Bien entendu les lecteurrices de Deleuze et Guattari sauront reconnaître la présence massive de ces derniers dans Cyclonopédie, mais avec cependant une autre allure, des déplacements conséquents – par exemple, les « machines de guerre » deleuzo-guattariennes perdent leur autonomie et deviennent des appendices de la Guerre-comme-telle, la « (Non)Vie » qu’elle secrète et son envie de désert. Et les fans de Lovecraft sauront entendre l’appel de Cthulhu retentir de ces Étrangers (Outsiders) tapis dans la chaire d’Intrus (Insiders) à peau de vers. Mais ce jeu d’identifications n’est pas l’essentiel. Si, comme l’écrit Negarestani, Cyclonopédie est l’effet d’« une Écriture Cachée » qui nous invite à y entrer et en sortir comme dans un moulin à paroles mystérieuses, si l’Écriture Cachée est forcément multiple et anonyme et qu’« il faut poursuivre et contribuer sans relâche au processus d’écriture du livre », alors, lectrices et lecteurs, utilisez tout instrument à votre disposition pour créer vos passages dans ce livre : stylos, ciseaux, allumettes. Fabriquez-vous votre souterrain, passez dans les trous de mémoire du temps pour rencontrer l’Étranger.
Par ces opérations, vous verrez apparaître du sens bizarre, mais efficace – par exemple, si j’isole l’énoncé « le pétrole transforme le Temps en blasphèmes apocalyptiques », que vois je d’autre si ce n’est Donald Trump ? Et si je comprends que l’impérialisme et le colonialisme d’installation ne peuvent donner lieu – via les bombes et les « guerres contre le terrorisme » – qu’au désert qui en retour les asséchera, que vois je si ce n’est la Palestine ?
Dans l’œil du cyclone, vous comprenez désormais que vous n’êtes pas au milieu de celui-ci, mais entraîné dans sa spirale, dans un mouvement d’expansion galactique. Le Dehors est certes dedans, vous vous le répétez, mais ce n’est peut-être pas si horrible que cela. Certes, Cyclonopédie nous montre l’aspect traumatisant du Dehors auquel il ne s’agit pas d’être ouvert – à la manière molle d’une éthique libérale, soi-disant inclusive tant que rien ne vient la remettre en question –, puisque c’est le Dehors qui nous ouvre par des « lignes bouchères », parasitaires, violentes et traumatiques.

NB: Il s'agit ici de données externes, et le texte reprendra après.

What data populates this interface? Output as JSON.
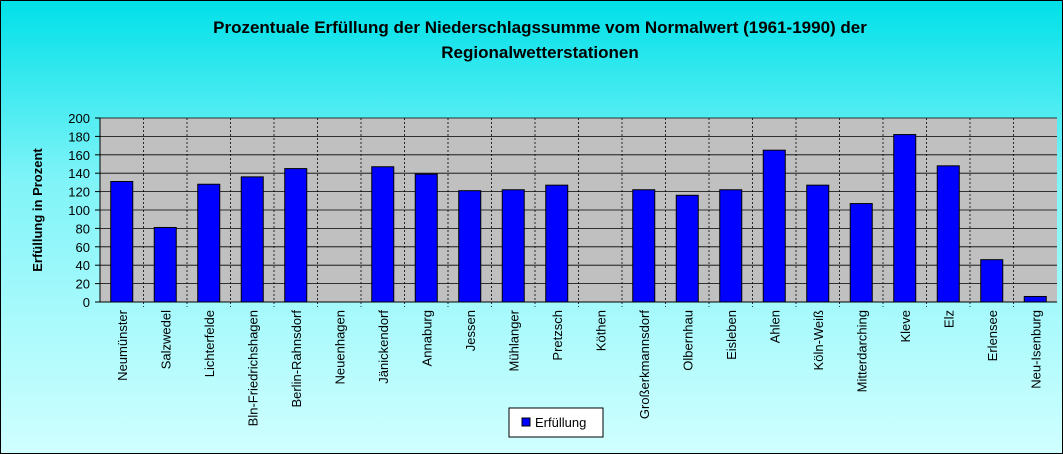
{
  "chart_data": {
    "type": "bar",
    "title": "Prozentuale Erfüllung der Niederschlagssumme vom Normalwert (1961-1990) der Regionalwetterstationen",
    "y_label": "Erfüllung in Prozent",
    "categories": [
      "Neumünster",
      "Salzwedel",
      "Lichterfelde",
      "Bln-Friedrichshagen",
      "Berlin-Rahnsdorf",
      "Neuenhagen",
      "Jänickendorf",
      "Annaburg",
      "Jessen",
      "Mühlanger",
      "Pretzsch",
      "Köthen",
      "Großerkmannsdorf",
      "Olbernhau",
      "Eisleben",
      "Ahlen",
      "Köln-Weiß",
      "Mitterdarching",
      "Kleve",
      "Elz",
      "Erlensee",
      "Neu-Isenburg"
    ],
    "series": [
      {
        "name": "Erfüllung",
        "color": "#0000ff",
        "values": [
          131,
          81,
          128,
          136,
          145,
          null,
          147,
          139,
          121,
          122,
          127,
          null,
          122,
          116,
          122,
          165,
          127,
          107,
          182,
          148,
          46,
          6
        ]
      }
    ],
    "ylim": [
      0,
      200
    ],
    "yticks": [
      0,
      20,
      40,
      60,
      80,
      100,
      120,
      140,
      160,
      180,
      200
    ],
    "grid": true,
    "legend": "bottom"
  }
}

Mais le traumatisme est aussi la loi de la singularisation, de la finitude par laquelle existe l’être, en son horreur et sa merveille. Le Dehors, c’est aussi l’extraterrestrialité que le terrestre exprime à chaque fois de façon singulière, c’est la poussée merveilleuse du miracle d’être, c’est la vie dans le désert que je ne savais voir, c’est l’amour et pas seulement l’effroi, la résurrection par laquelle chaque être se révèle comme lumière intense (Mollâ Sadrâ, Sohrawardî). Le souterrain communique avec le surterrestre, ce ne sont pas des mots qui alors s’échangent, mais une harmonie sonore de Terre et de Ciel.